Each day he eats about 1.5 kilos of meat. And a dozen eggs.
The Rock can afford to pay others to make and supply his meals. But there are plenty of body builders who don’t have this luxury. They can be found cooking their meals weekly, investing heavily in huge amounts of food. The time commitment is significant, and shows just how much work is required to achieve the desired results.
That other 30% is no joke either. Designing a work out programme is very involved. Another Arnoldism highlights the difficulty of this life: most gainers’ biggest problem is that they do not have a clear body goal. Body type plays a huge role in how to exercise which body part and when. Add to that the fact that the work out industry needs to constantly reinvent itself and you are faced with a daunting range of moves and approaches.
Do you pyramid your lifts, moving from light to heavy weights with ever reducing repetitions? Do you break your sets into five, four or ten?
All the different muscles have different requirements. The shoulder alone is nuts, containing a range of smaller muscle groups which require very different moves. It would seem it is not enough to just lift super heavy weights.
And this pain occurs before you even step into the gym. Once there, the time commitment is as serious as a heart attack. To achieve significant results, at least three days should include a massive gym session. Times vary from the bare minimum of 45 minutes to a couple of hours. Lifting needs to be fairly excruciating to have any real effect. Many lifting procedures require failure, meaning that the muscle is fatigued to the point where it cannot function.
Obviously pushing two 40kg dumbbells into the air until the relevant muscles can no longer hold them is a recipe for a caved in cranium, which factors in danger to the sport. For this to work, a spotter is vital. And not everyone has a friend who is committed enough to stand above a sweating and spitting, puce-coloured body builder. However, without this service, it is difficult in the extreme to make the gains.
Injury of all kinds is a constant threat. Certain joints – I am looking at you, wrists – simply cannot take the weights that the big compound (i.e. moves that require more than a single joint to move, such as the deadlift) need. Again, plenty of shoulders pop during big moves. One shoulder going puts the whole scheme in peril, as there aren’t many upper body moves that don’t need it.
There are plenty of other challenges faced by the amateur body builder beyond the expense, the logistic nightmares, the constant and mindful eating, the pain of the workouts and the risks to life and limb.
Minor ones include the difficulty of finding clothes that fit. Another is the fact that this body is not sustainable. After a couple of months off, a footballer can still kick a ball.
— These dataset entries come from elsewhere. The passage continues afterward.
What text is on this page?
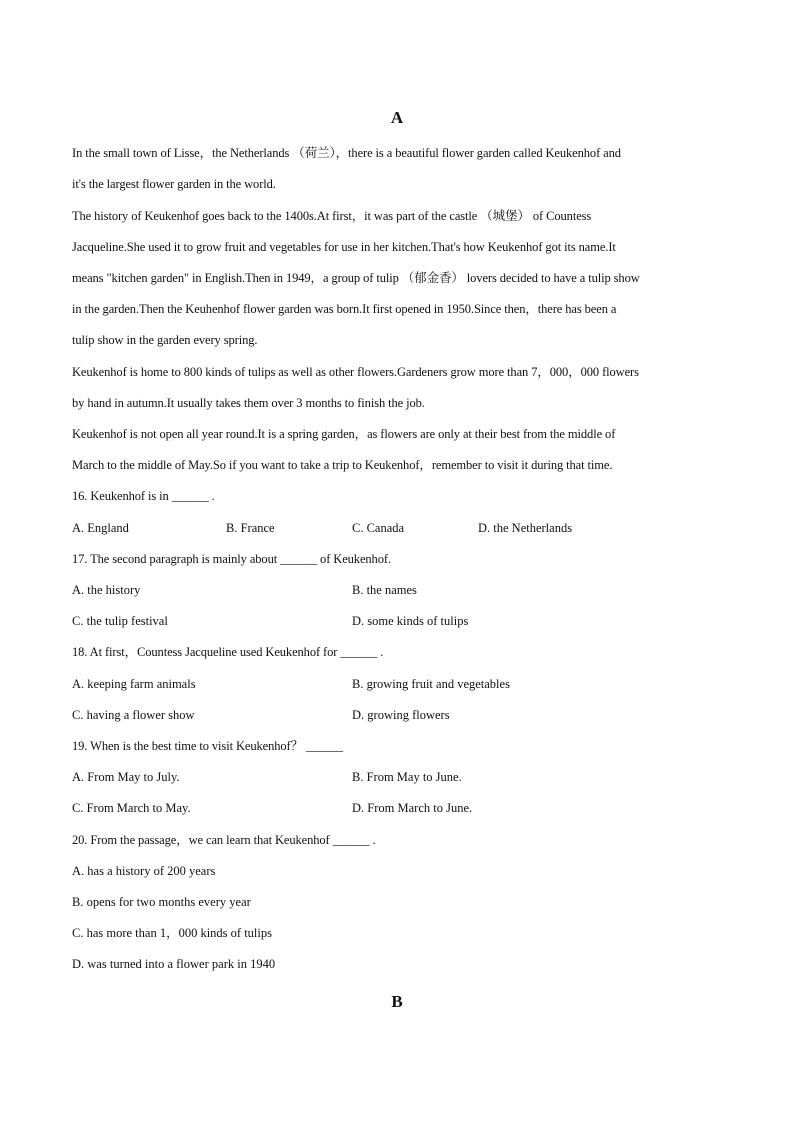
A
In the small town of Lisse，the Netherlands （荷兰），there is a beautiful flower garden called Keukenhof and
it's the largest flower garden in the world.
The history of Keukenhof goes back to the 1400s.At first，it was part of the castle （城堡） of Countess
Jacqueline.She used it to grow fruit and vegetables for use in her kitchen.That's how Keukenhof got its name.It
means "kitchen garden" in English.Then in 1949，a group of tulip （郁金香） lovers decided to have a tulip show
in the garden.Then the Keuhenhof flower garden was born.It first opened in 1950.Since then，there has been a
tulip show in the garden every spring.
Keukenhof is home to 800 kinds of tulips as well as other flowers.Gardeners grow more than 7，000，000 flowers
by hand in autumn.It usually takes them over 3 months to finish the job.
Keukenhof is not open all year round.It is a spring garden，as flowers are only at their best from the middle of
March to the middle of May.So if you want to take a trip to Keukenhof，remember to visit it during that time.
16. Keukenhof is in ______ .
A. England	B. France	C. Canada	D. the Netherlands
17. The second paragraph is mainly about ______ of Keukenhof.
A. the history	B. the names
C. the tulip festival	D. some kinds of tulips
18. At first，Countess Jacqueline used Keukenhof for ______ .
A. keeping farm animals	B. growing fruit and vegetables
C. having a flower show	D. growing flowers
19. When is the best time to visit Keukenhof？ ______
A. From May to July.	B. From May to June.
C. From March to May.	D. From March to June.
20. From the passage，we can learn that Keukenhof ______ .
A. has a history of 200 years
B. opens for two months every year
C. has more than 1，000 kinds of tulips
D. was turned into a flower park in 1940
B
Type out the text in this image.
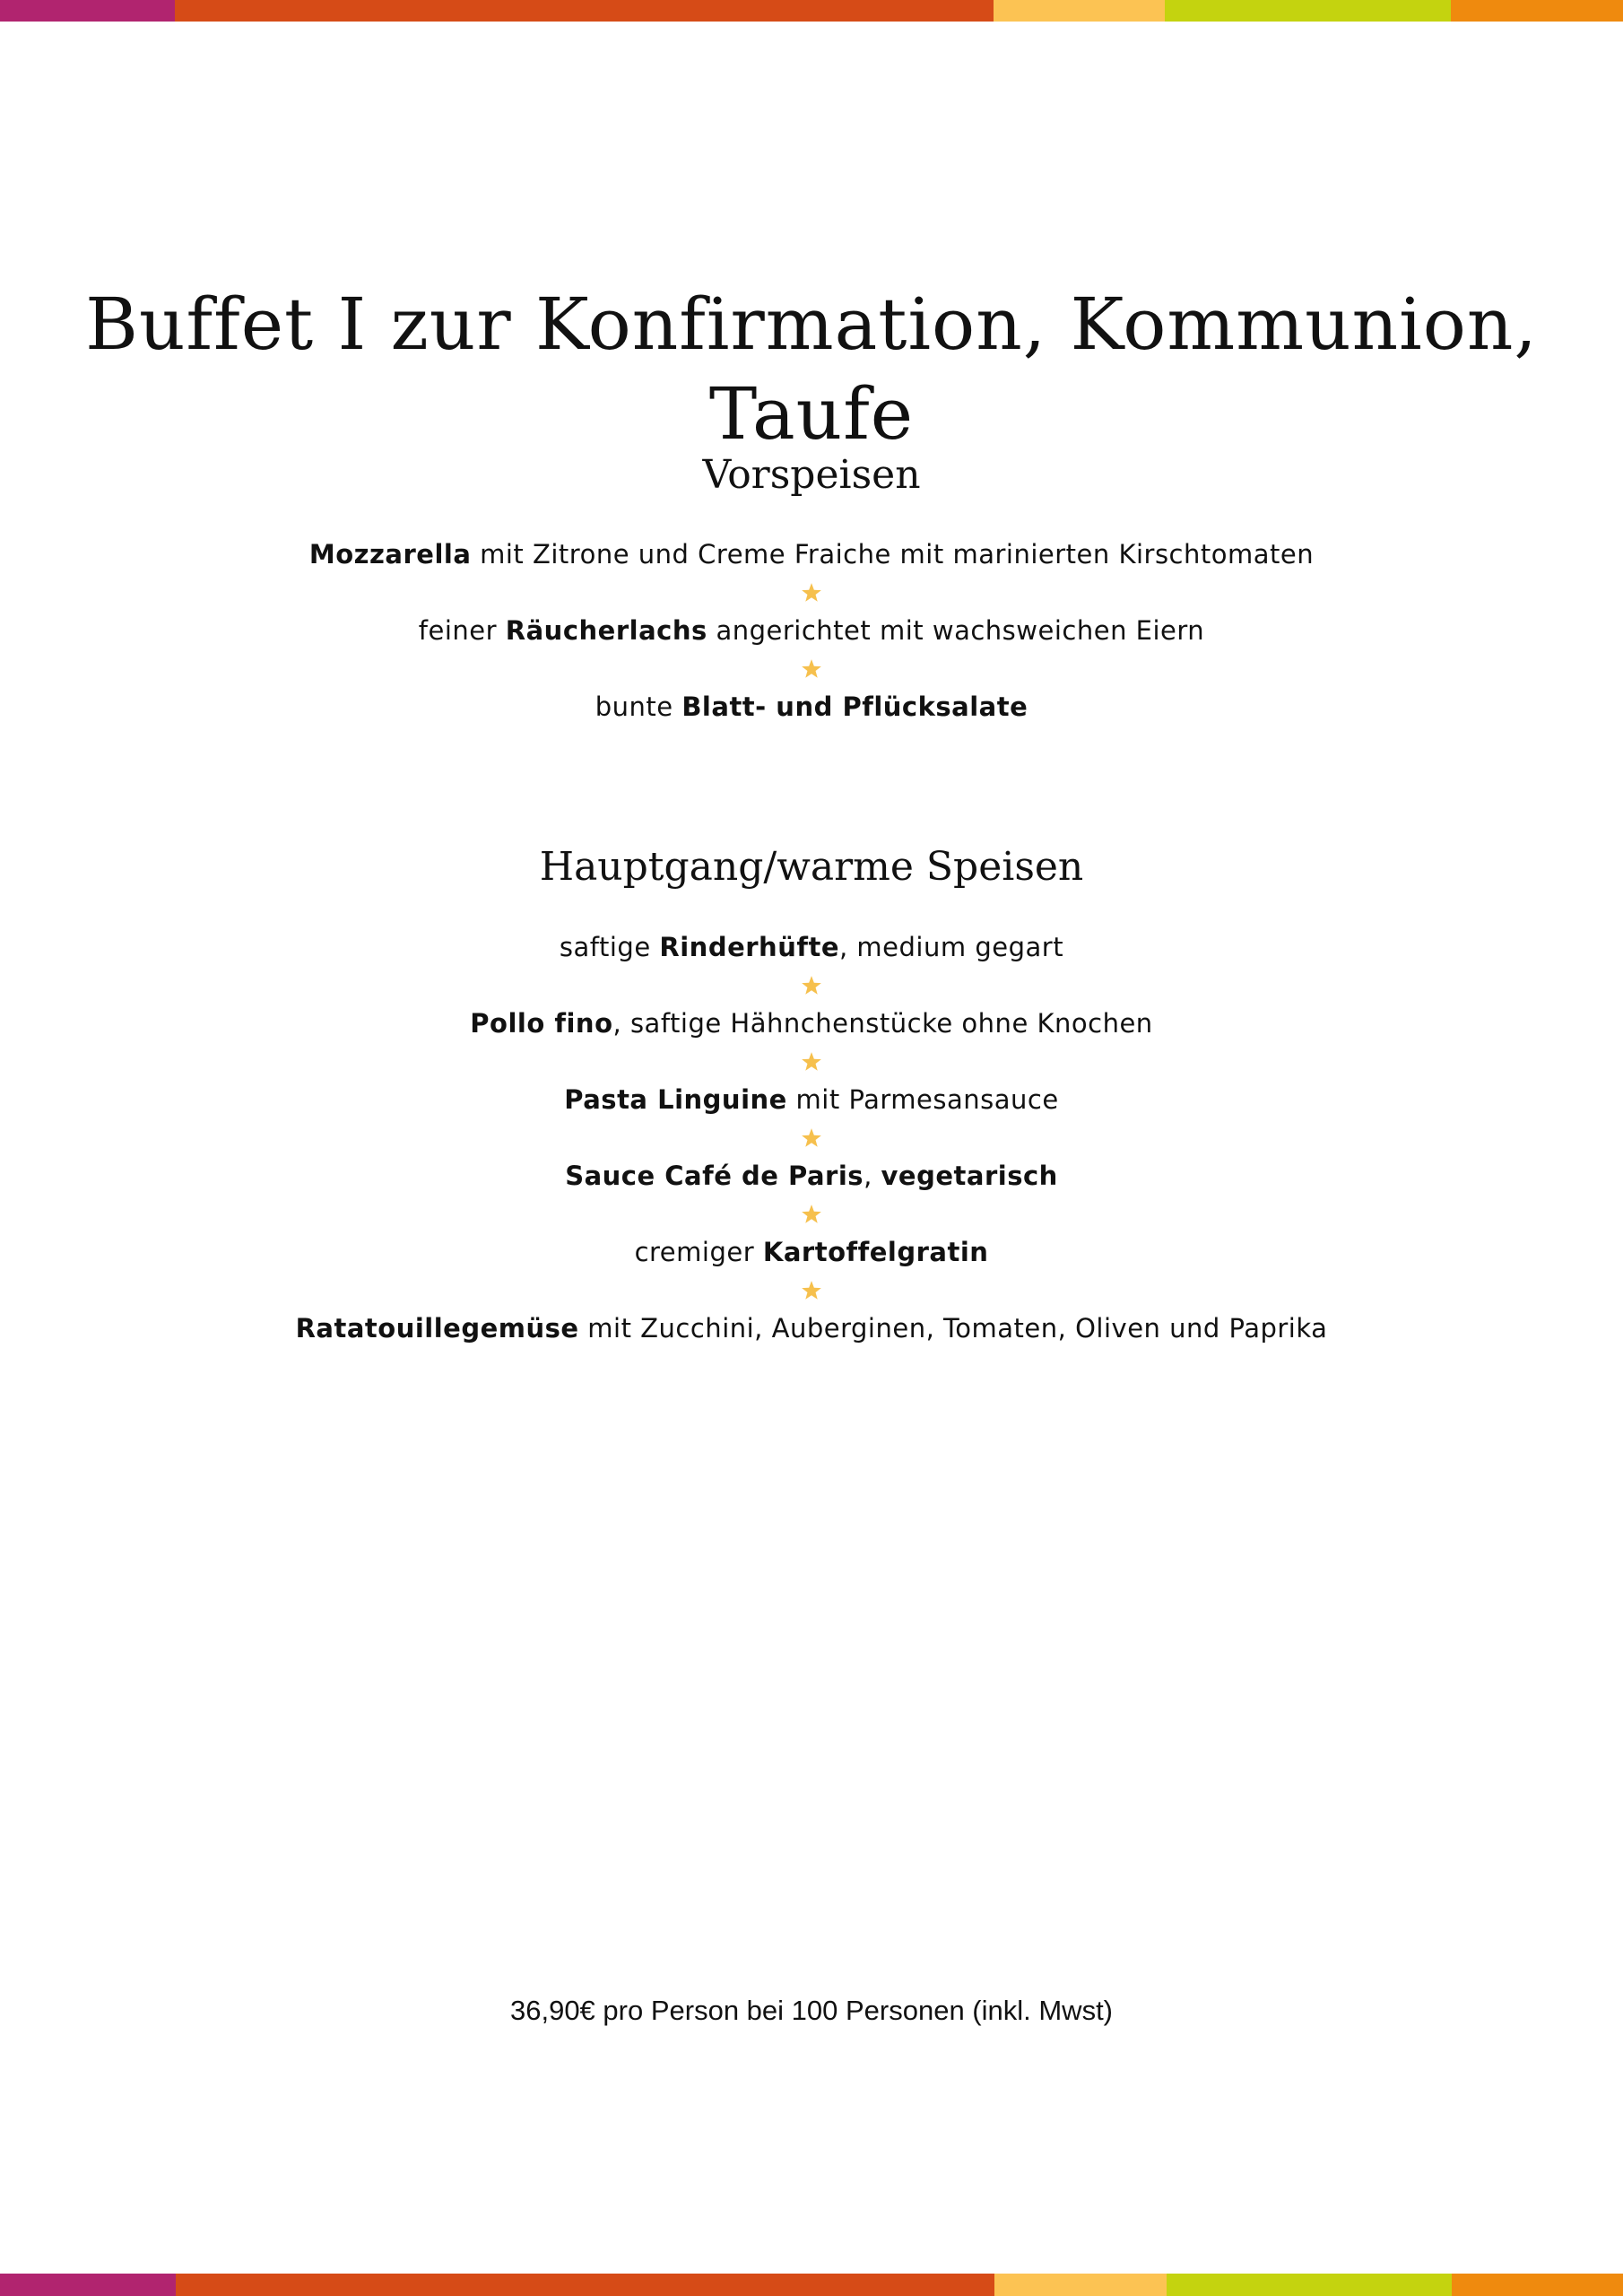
Buffet I zur Konfirmation, Kommunion, Taufe
Vorspeisen
Mozzarella mit Zitrone und Creme Fraiche mit marinierten Kirschtomaten
feiner Räucherlachs angerichtet mit wachsweichen Eiern
bunte Blatt- und Pflücksalate
Hauptgang/warme Speisen
saftige Rinderhüfte, medium gegart
Pollo fino, saftige Hähnchenstücke ohne Knochen
Pasta Linguine mit Parmesansauce
Sauce Café de Paris, vegetarisch
cremiger Kartoffelgratin
Ratatouillegemüse mit Zucchini, Auberginen, Tomaten, Oliven und Paprika
36,90€ pro Person bei 100 Personen (inkl. Mwst)
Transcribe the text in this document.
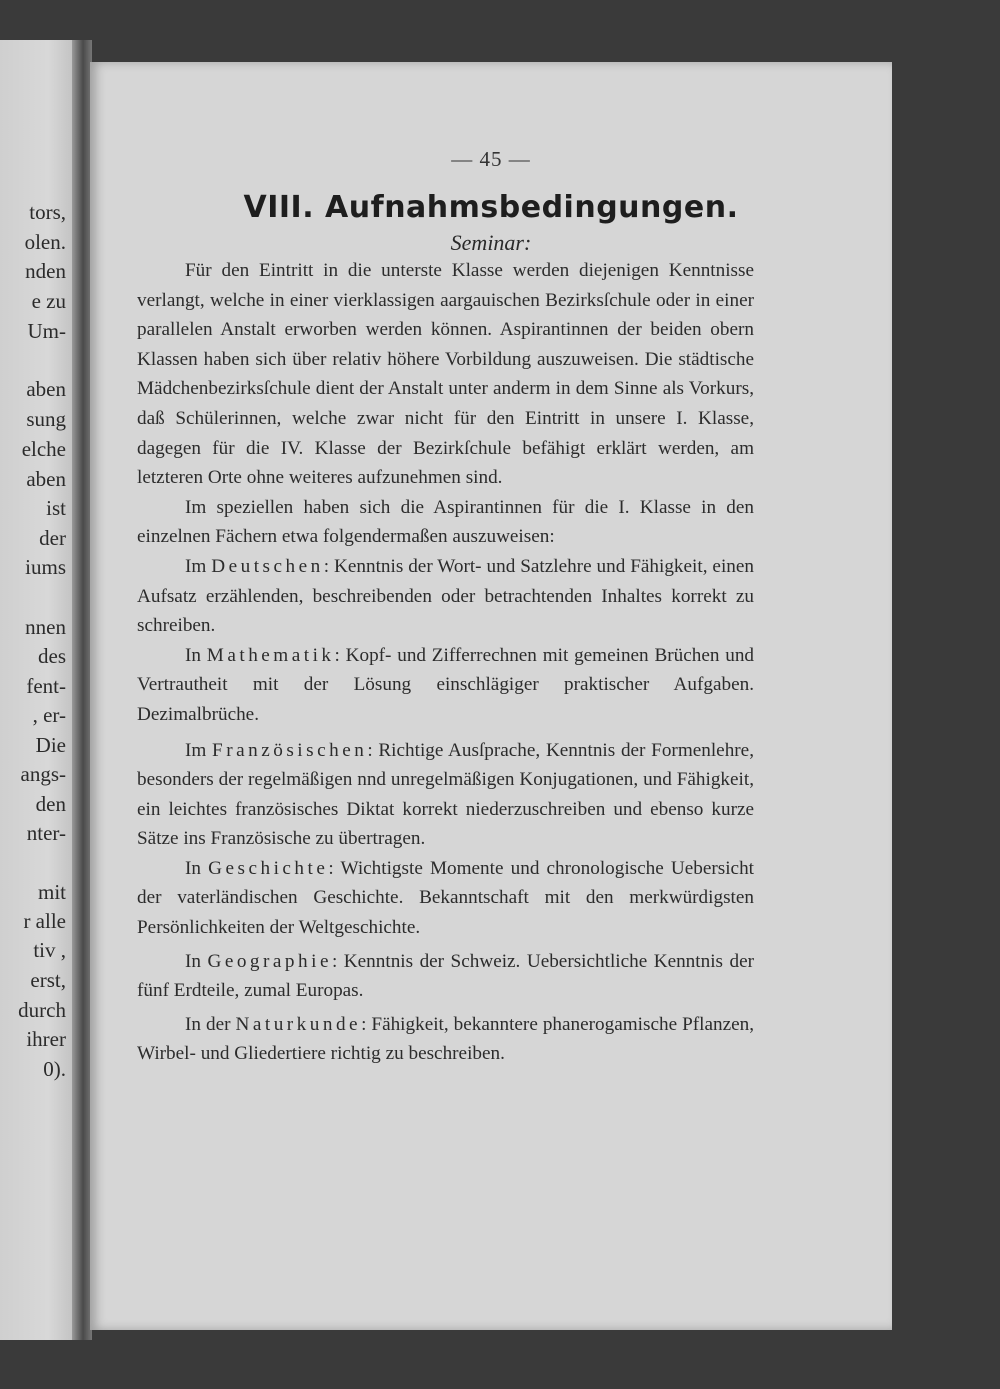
tors,

olen.

nden

e zu

Um-

aben

sung

elche

aben

ist

der

iums

nnen

des

fent-

, er-

Die

angs-

den

nter-

mit

r alle

tiv ,

erst,

durch

ihrer

0).

— 45 —
VIII. Aufnahmsbedingungen.

Seminar:

Für den Eintritt in die unterste Klasse werden diejenigen Kenntnisse verlangt, welche in einer vierklassigen aargauischen Bezirksſchule oder in einer parallelen Anstalt erworben werden können. Aspirantinnen der beiden obern Klassen haben sich über relativ höhere Vorbildung auszuweisen. Die städtische Mädchenbezirksſchule dient der Anstalt unter anderm in dem Sinne als Vorkurs, daß Schülerinnen, welche zwar nicht für den Eintritt in unsere I. Klasse, dagegen für die IV. Klasse der Bezirkſchule befähigt erklärt werden, am letzteren Orte ohne weiteres aufzunehmen sind.

Im speziellen haben sich die Aspirantinnen für die I. Klasse in den einzelnen Fächern etwa folgendermaßen auszuweisen:

Im Deutschen: Kenntnis der Wort- und Satzlehre und Fähigkeit, einen Aufsatz erzählenden, beschreibenden oder betrachtenden Inhaltes korrekt zu schreiben.

In Mathematik: Kopf- und Zifferrechnen mit gemeinen Brüchen und Vertrautheit mit der Lösung einschlägiger praktischer Aufgaben. Dezimalbrüche.

Im Französischen: Richtige Ausſprache, Kenntnis der Formenlehre, besonders der regelmäßigen nnd unregelmäßigen Konjugationen, und Fähigkeit, ein leichtes französisches Diktat korrekt niederzuschreiben und ebenso kurze Sätze ins Französische zu übertragen.

In Geschichte: Wichtigste Momente und chronologische Uebersicht der vaterländischen Geschichte. Bekanntschaft mit den merkwürdigsten Persönlichkeiten der Weltgeschichte.

In Geographie: Kenntnis der Schweiz. Uebersichtliche Kenntnis der fünf Erdteile, zumal Europas.

In der Naturkunde: Fähigkeit, bekanntere phanerogamische Pflanzen, Wirbel- und Gliedertiere richtig zu beschreiben.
A body builder will find their body consuming itself as the caloric surplus becomes a deficit and they deflate like a discarded balloon left at a children’s party.
These are minor inconveniences compared with some of the other dangers. Steroid abuse is real and has lasting consequences. With the pressure to make all these sacrifices tangible, many are drawn to the quick fix that comes with an injection. Less common but equally dangerous, body dysmorphia (called “biggerexia” in gyms) has been known to kill. Like anorexia, victims create an incredibly vivid mental image of what they look like, with some hugely-muscled hulk only seeing a skinny dweeb in the mirror.
Behind all the muscles, body builders are singularly determined, well-read and focused individuals. Their sacrifices should be admired for more than just the gun show and rock-hard abs.